Even long after the waters have receded, industry experts expect that customers will be too focused on rebuilding to dine out in the coming months. “It’s going to have a major impact on the industry,” financial analyst Bonnie Riggs told CNBC. “Even if these restaurants are able to be open or if some are able to open up later on down the road, the demand is just not going to be there.”

Pointing to what will likely be tens of billions of dollars in rebuilding costs for residents and businesses along the Gulf Coast, Riggs also told CNBC that many consumers in the area just won’t have the extra cash to spend at restaurants while they’re trying to rebuild their homes and lives.

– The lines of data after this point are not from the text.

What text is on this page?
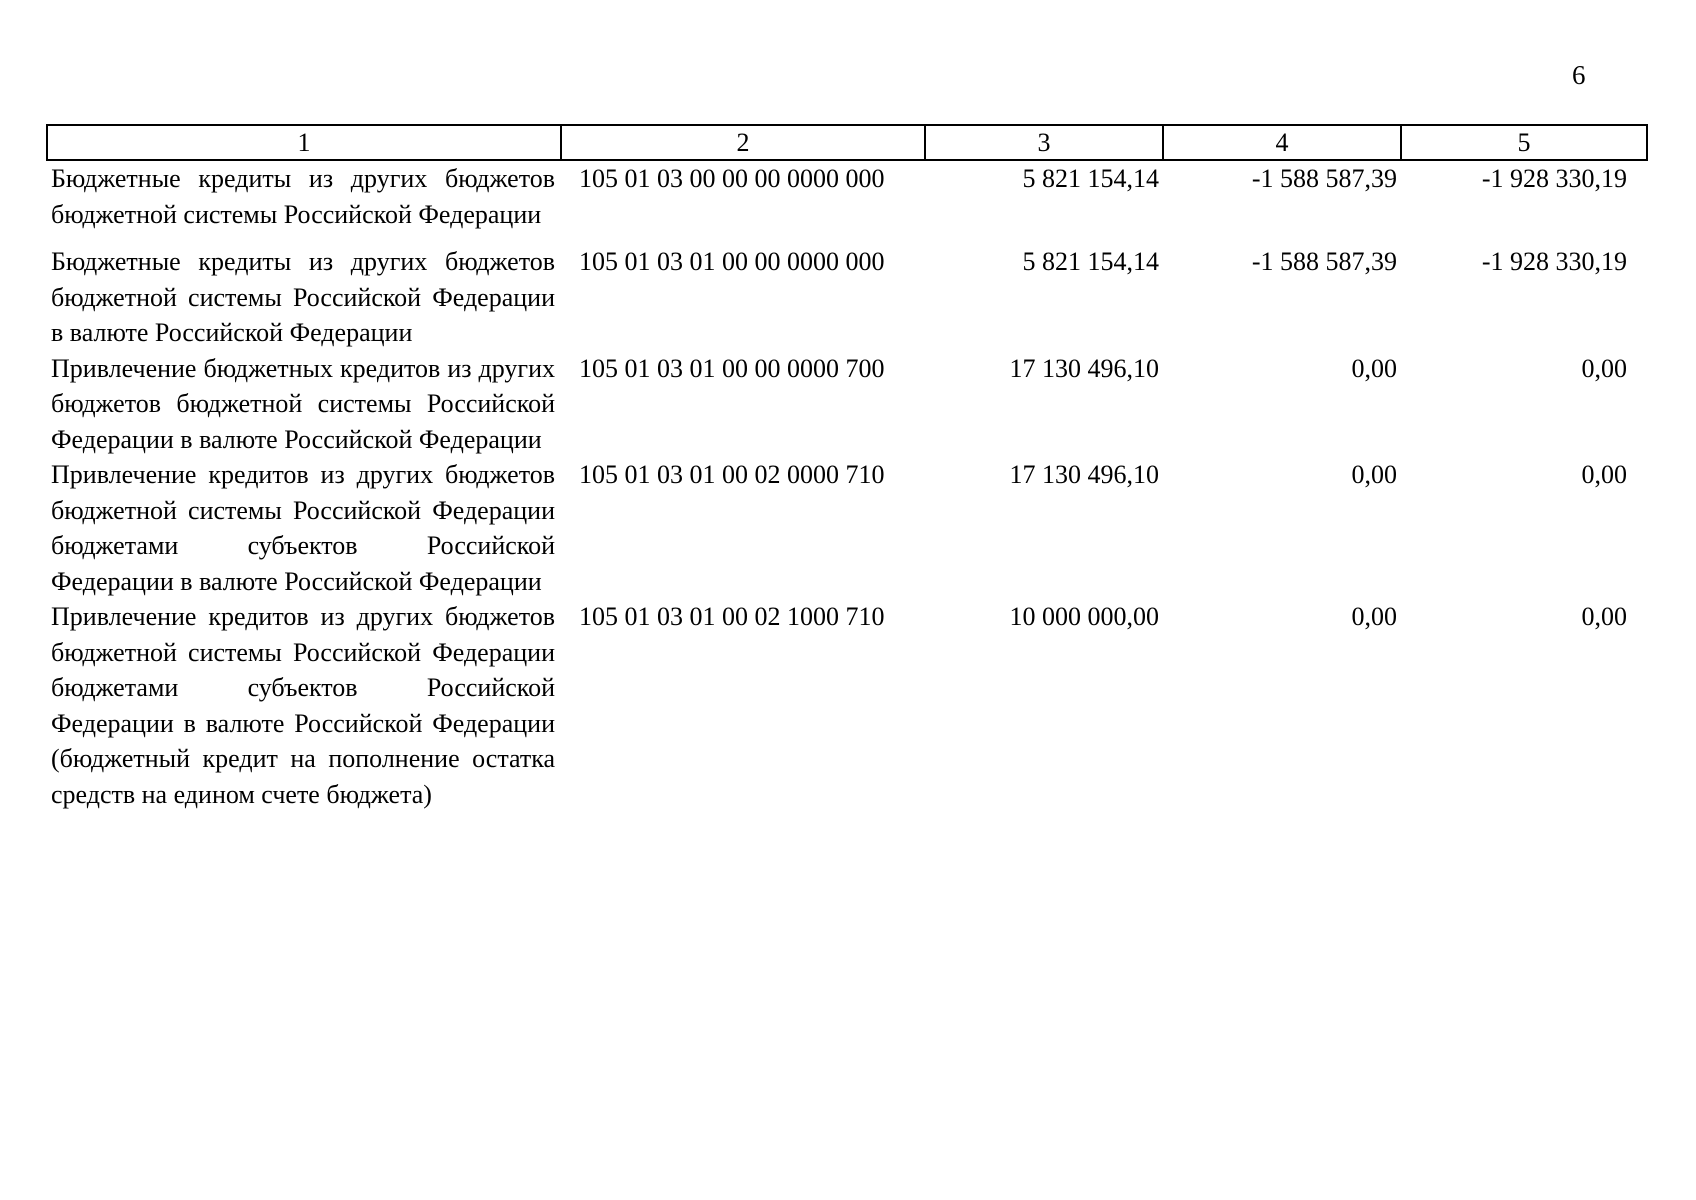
6
1	2	3	4	5
Бюджетные кредиты из других бюджетов бюджетной системы Российской Федерации	105 01 03 00 00 00 0000 000	5 821 154,14	-1 588 587,39	-1 928 330,19
Бюджетные кредиты из других бюджетов бюджетной системы Российской Федерации в валюте Российской Федерации	105 01 03 01 00 00 0000 000	5 821 154,14	-1 588 587,39	-1 928 330,19
Привлечение бюджетных кредитов из других бюджетов бюджетной системы Российской Федерации в валюте Российской Федерации	105 01 03 01 00 00 0000 700	17 130 496,10	0,00	0,00
Привлечение кредитов из других бюджетов бюджетной системы Российской Федерации бюджетами субъектов Российской Федерации в валюте Российской Федерации	105 01 03 01 00 02 0000 710	17 130 496,10	0,00	0,00
Привлечение кредитов из других бюджетов бюджетной системы Российской Федерации бюджетами субъектов Российской Федерации в валюте Российской Федерации (бюджетный кредит на пополнение остатка средств на едином счете бюджета)	105 01 03 01 00 02 1000 710	10 000 000,00	0,00	0,00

Outside of the damage, restaurants may also face a staffing shortage in the coming months as people are displaced from their homes. According to the Houston Press, some employees at Heights restaurant King’s BierHaus have lost everything in the floods. “They lost vehicles, got stranded. I have one employee that took four feet of water in his apartment,” Sitter told the Press. “They can't buy a new car. If they don't have a car, they're losing their ability to get back to work." On Labor Day, Sitter will host a fundraiser at his restaurants where all proceeds will go directly to affected employees and their families.

At present, most restaurants across the city are in the earliest phases of assessing the damage caused by Hurricane Harvey, which means that the full extent of the storm’s economic impacts on the city’s restaurant industry will likely take weeks to fully understand.